Ilmenaus historisches Vermächtnis wird digital: Hochleistungsscanner dupliziert wertvolle Bestände im Stadtarchiv
Das Gedächtnis der Stadt Ilmenau reicht bis in das 15. Jahrhundert zurück: Ein Pergamentschriftstück aus einem Missale Romanum ist das älteste Dokument, das im Stadtarchiv erhalten ist. Aneinandergereiht würden alle Papierseiten im historischen Fundus von Ilmenau eine Länge von einem Kilometer erreichen. Zwischen Akten- und Bücherdeckeln wird hier das Leben ganzer Generationen einer Stadt mit ihrer gesellschaftlichen und wirtschaftlichen Biografie festgehalten in Text und Bild.
Um dieses wertvolle historische Gut für die Nachwelt zu erhalten und gleichzeitig digital verfügbar zu machen, wurde im Stadtarchiv ein Hochleistungsscanner für rund 50.000 Euro angeschafft. Er sorgt nicht nur dafür, dass die originalen Bestände künftig weniger beansprucht werden, sondern auch, dass deren Inhalte gezielter auffindbar sind. So können perspektivisch gedruckte Werke volltexterfasst und durchsuchbar gemacht werden. Beim Scanvorgang erlaubt die Konstruktion flexible Einstellungen, die auf jeden Buchrücken anpassbar sind und somit die zum Teil jahrhundertealten Einbände nicht überdehnt und beschädigt werden, erklärt der Leiter des Stadtarchivs, Martin Rothaler.
Das Abfotografieren größerer Dokumente gehört damit der Vergangenheit an. Selbst historische Bauunterlagen, die oft aus mehrfach gefalteten Seiten bestehen, kann der Scanner bis zur Größe A1 verarbeiten. Mit einer Geschwindigkeit von 3,5 Sekunden erfasst und speichert er Doppelseiten, wofür zuvor knapp anderthalb Minuten gebraucht wurden. „Gemessen am Gesamtbestand sprechen wir über einen Zeitgewinn von Jahren bei der digitalen Bestandserfassung“, beschreibt Martin Rothaler einen der Vorteile des neuen Geräts. Ein weiterer Effekt: „Perspektivisch können wir damit auch einen Teil des Archivs online verfügbar machen“, fügt er hinzu.

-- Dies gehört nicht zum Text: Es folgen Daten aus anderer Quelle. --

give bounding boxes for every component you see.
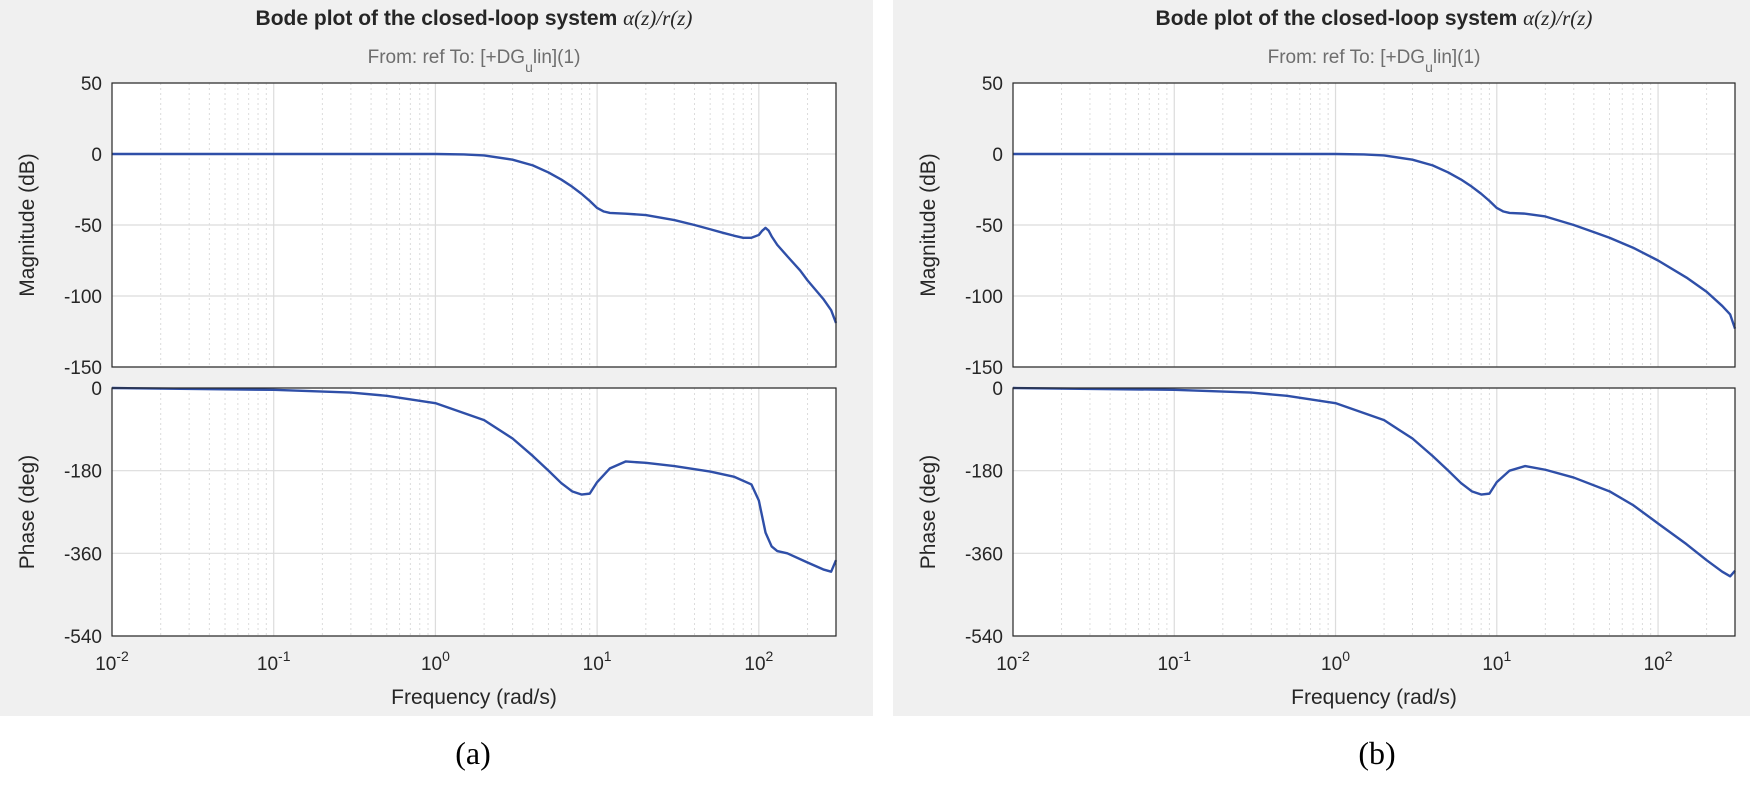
bode-panel-a: Bode plot of the closed-loop system α(z)…	[0, 0, 873, 771]
x-tick-exponent: 0	[1342, 648, 1350, 664]
x-tick-exponent: -2	[116, 648, 129, 664]
x-tick-label: 10-1	[257, 648, 291, 675]
chart-subtitle: From: ref To: [+DGulin](1)	[368, 47, 581, 75]
phase-axes-frame	[1012, 387, 1736, 637]
x-tick-label: 100	[1321, 648, 1350, 675]
phase-plot-area	[1013, 388, 1735, 636]
x-tick-exponent: 2	[1665, 648, 1673, 664]
magnitude-axes-frame	[1012, 82, 1736, 368]
chart-subtitle: From: ref To: [+DGulin](1)	[1268, 47, 1481, 75]
subtitle-suffix: lin](1)	[533, 47, 581, 68]
magnitude-axes: 50 0 -50 -100 -150 Magnitude (dB)	[917, 74, 1737, 379]
x-tick-label: 102	[1644, 648, 1673, 675]
x-axis-label: Frequency (rad/s)	[1291, 686, 1457, 709]
chart-title-text: Bode plot of the closed-loop system	[1156, 7, 1524, 30]
phase-y-tick-label: -360	[64, 544, 102, 565]
x-tick-base: 10	[583, 654, 604, 675]
x-tick-label: 102	[744, 648, 773, 675]
phase-series-line	[111, 386, 838, 573]
subtitle-subscript: u	[525, 59, 533, 75]
magnitude-y-tick-label: -50	[976, 216, 1003, 237]
x-tick-base: 10	[95, 654, 116, 675]
bode-panel-b: Bode plot of the closed-loop system α(z)…	[893, 0, 1750, 771]
subtitle-prefix: From: ref To: [+DG	[368, 47, 526, 68]
phase-y-tick-label: -180	[64, 462, 102, 483]
subtitle-subscript: u	[1425, 59, 1433, 75]
x-tick-label: 10-2	[95, 648, 129, 675]
magnitude-axes-frame	[111, 82, 837, 368]
magnitude-y-tick-label: 0	[91, 145, 102, 166]
phase-y-tick-label: -360	[965, 544, 1003, 565]
chart-title-symbol: α(z)/r(z)	[623, 6, 692, 30]
magnitude-series-line	[1013, 152, 1737, 330]
x-tick-label: 101	[1482, 648, 1511, 675]
x-tick-exponent: -2	[1017, 648, 1030, 664]
magnitude-y-tick-label: -100	[64, 287, 102, 308]
panel-caption: (a)	[455, 735, 491, 771]
magnitude-y-axis-label: Magnitude (dB)	[16, 153, 39, 297]
x-tick-exponent: -1	[1179, 648, 1192, 664]
x-tick-label: 100	[421, 648, 450, 675]
x-tick-label: 10-2	[996, 648, 1030, 675]
phase-axes: 0 -180 -360 -540 Phase (deg)	[16, 379, 838, 648]
x-axis-label: Frequency (rad/s)	[391, 686, 557, 709]
phase-plot-area	[112, 388, 836, 636]
x-tick-exponent: 1	[604, 648, 612, 664]
magnitude-axes: 50 0 -50 -100 -150 Magnitude (dB)	[16, 74, 838, 379]
magnitude-y-tick-label: -150	[965, 358, 1003, 379]
x-tick-base: 10	[744, 654, 765, 675]
x-tick-base: 10	[257, 654, 278, 675]
magnitude-y-tick-label: 0	[992, 145, 1003, 166]
x-tick-base: 10	[996, 654, 1017, 675]
chart-title: Bode plot of the closed-loop system α(z)…	[1156, 6, 1593, 30]
phase-series-line	[1012, 386, 1736, 578]
phase-y-tick-label: -540	[64, 627, 102, 648]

Zu den meistgefragten Archivalien gehören Personenstandsbücher. Waren bis 1876 die Kirchen für Dokumentierung von Personenstandsfällen zuständig, übernahm diese Aufgabe danach der Staat. Entsprechend umfangreich sind hier die Erfassungsarbeiten. Fünf Prozent der Personenstandsbücher sind inzwischen digitalisiert – seit Ende des vergangenen Jahres geht das mit dem neuen Scanner nun deutlich schneller. Sütterlinschrift kann das Gerät zwar noch nicht transkribieren. Doch die Fortschritte auf dem Gebiet der Künstlichen Intelligenz und der Softwareentwicklung lassen auf eine künftige Verbesserung hoffen, merkt der Leiter des Ilmenauer Stadtarchivs an. Schon jetzt allerdings kann der Scanner alte Zeitungsseiten erfassen, welche anschließend digital einsehbar sind, was die Archivarbeit für Bürgerinnen und Bürger deutlich vereinfacht.
„Ein Archiv hat eine unglaublich große Bedeutung für die Stadt. Hier finden sich alle Unterlagen, die von der Stadt erstellt wurden und werden. Die Bandbreite reicht von zunächst rechtlich bindenden Aufbewahrungsfristen, bis hin zum dauerhaften Verbleib von historisch bedeutsamen Dokumenten“, sagt Martin Rothaler.
Die Digitalisierung des Stadtarchivs bedeutet keineswegs, dass die analogen Bestände aufgegeben werden – ganz im Gegenteil. Sukzessive werden die originalen Dokumente und Einbände von handwerklich versierten Buchbindern aufgearbeitet und bleiben so auch in ihrem nahezu ursprünglichen Charakter den nächsten Ilmenauer Generationen erhalten.